Figure 1. TREM2 and CD33 gene edited isogenic lines used to model Alzheimer’s Disease
A) Heatmap of transcriptomic analysis of all lines demonstrates some differences between all lines. Functional analysis for B) IL6 cytokine release following 24 h stimulation with LPS (n=3) and C) phagocytosis of beta-amyloid (1-42) at 24 h (n=3). Credit: Axol Biosciences.
2. What inflammatory conditions and diseases can we model and assay?
When validating our cells, we have focused on functional assay formats synonymous with immunological functions such as: chemotaxis, cytokine release and phagocytosis. This allows for a greater understanding of infectious diseases, including COVID-19, which have always had secondary and long-term effects that have been overlooked because unlike the other dementia diseases, the acute symptoms during viral infection have been the primary areas of concern.
A recent paper in the Lancet showed that 34% of patients infected with COVID-19 will suffer mental health and neurological conditions in the 6 months following infection. These symptoms are likely caused by neuroinflammation.
I believe that Long-Covid and chronic fatigue syndrome will become an increasing area of focus and the use of iPSC reagents will be a valuable tool for researchers in this space to understand the pathways that have become dysfunctional.
3. What are the limitations of iPSC-derived cells to model neuroinflammation and how can these be overcome?
One of the most significant limitations is how scientists are modeling disease in the dish. Diseases are multifactorial and involve many different cell types, so testing compounds on mono-cultures of cells can only reveal so much about a disease process. To understand the interactions between different cell types in physiological and disease states, a more complex model is needed. In our labs we routinely use co-culturing methodologies to grow two, three or four different cell types in a dish to make our models as disease relevant as possible.
For example, it is possible to seed microglia with beta-amyloid to activate them before co-culturing
them with astrocytes and/or cortical neurons. We can then test our
customers’ compounds or cell lines in this more physiological scenario.
This type of approach could also work for frontotemporal dementia models if we seeded our microglia with Tau aggregates or ALS models if we seed with TDP43 to astrocytes.
The other limitation is patient specificity. It is known from GWAS studies that mutations in the TREM2 gene locus is
a risk for Alzheimer’s Disease. However, getting tissue from a patient
that carries mutations in this or other Alzheimer’s genes is difficult
as not every patient has their genome sequenced or agrees to have their tissue being used
for research purposes.

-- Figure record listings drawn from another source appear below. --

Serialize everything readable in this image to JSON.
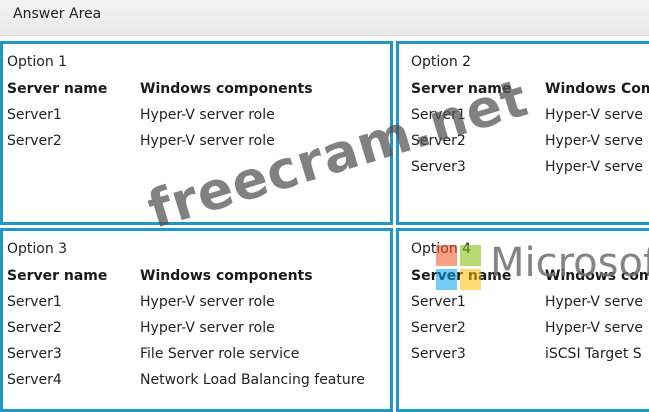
{
  "header": {
    "title": "Answer Area"
  },
  "columns": {
    "server": "Server name",
    "components": "Windows components",
    "components_cut": "Windows Com",
    "components_cut2": "Windows com"
  },
  "options": [
    {
      "title": "Option 1",
      "rows": [
        [
          "Server1",
          "Hyper-V server role"
        ],
        [
          "Server2",
          "Hyper-V server role"
        ]
      ]
    },
    {
      "title": "Option 2",
      "rows": [
        [
          "Server1",
          "Hyper-V serve"
        ],
        [
          "Server2",
          "Hyper-V serve"
        ],
        [
          "Server3",
          "Hyper-V serve"
        ]
      ]
    },
    {
      "title": "Option 3",
      "rows": [
        [
          "Server1",
          "Hyper-V server role"
        ],
        [
          "Server2",
          "Hyper-V server role"
        ],
        [
          "Server3",
          "File Server role service"
        ],
        [
          "Server4",
          "Network Load Balancing feature"
        ]
      ]
    },
    {
      "title": "Option 4",
      "rows": [
        [
          "Server1",
          "Hyper-V serve"
        ],
        [
          "Server2",
          "Hyper-V serve"
        ],
        [
          "Server3",
          "iSCSI Target S"
        ]
      ]
    }
  ],
  "watermark": {
    "text": "freecram.net",
    "brand": "Microsoft"
  },
  "colors": {
    "panel_border": "#1f98c3",
    "ms_red": "#f25022",
    "ms_green": "#7fba00",
    "ms_blue": "#00a4ef",
    "ms_yellow": "#ffb900"
  }
}
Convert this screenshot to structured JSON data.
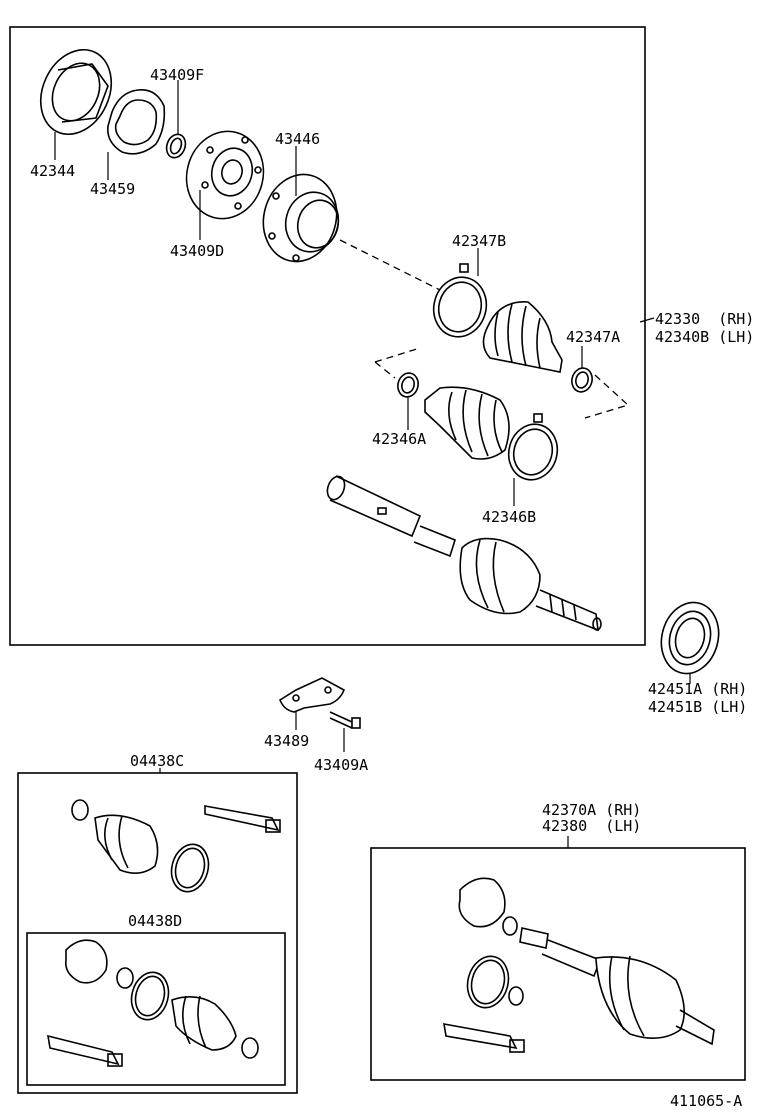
{
  "labels": {
    "p42344": "42344",
    "p43459": "43459",
    "p43409F": "43409F",
    "p43446": "43446",
    "p43409D": "43409D",
    "p42347B": "42347B",
    "p42330": "42330  (RH)",
    "p42340B": "42340B (LH)",
    "p42347A": "42347A",
    "p42346A": "42346A",
    "p42346B": "42346B",
    "p42451A": "42451A (RH)",
    "p42451B": "42451B (LH)",
    "p43489": "43489",
    "p43409A": "43409A",
    "p04438C": "04438C",
    "p04438D": "04438D",
    "p42370A": "42370A (RH)",
    "p42380": "42380  (LH)",
    "figure_id": "411065-A"
  }
}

We can do a lot to recapitulate the disease
phenotype through CRISPR gene editing of our lines, but more outreach
needs to be done from a patient advocacy perspective to get tissue from
donor patients. Having said that, we do work with patient advocacy
groups for rare diseases, and we have been able to make stem cells from
4. What are your hopes for the future of neuroimmunological R&D and how can Axol help scientists achieve these goals?
I hope that following the presentation of our data that other groups can see where our products and services can help in their discovery work and help build ever better models of the diseases they are focused on.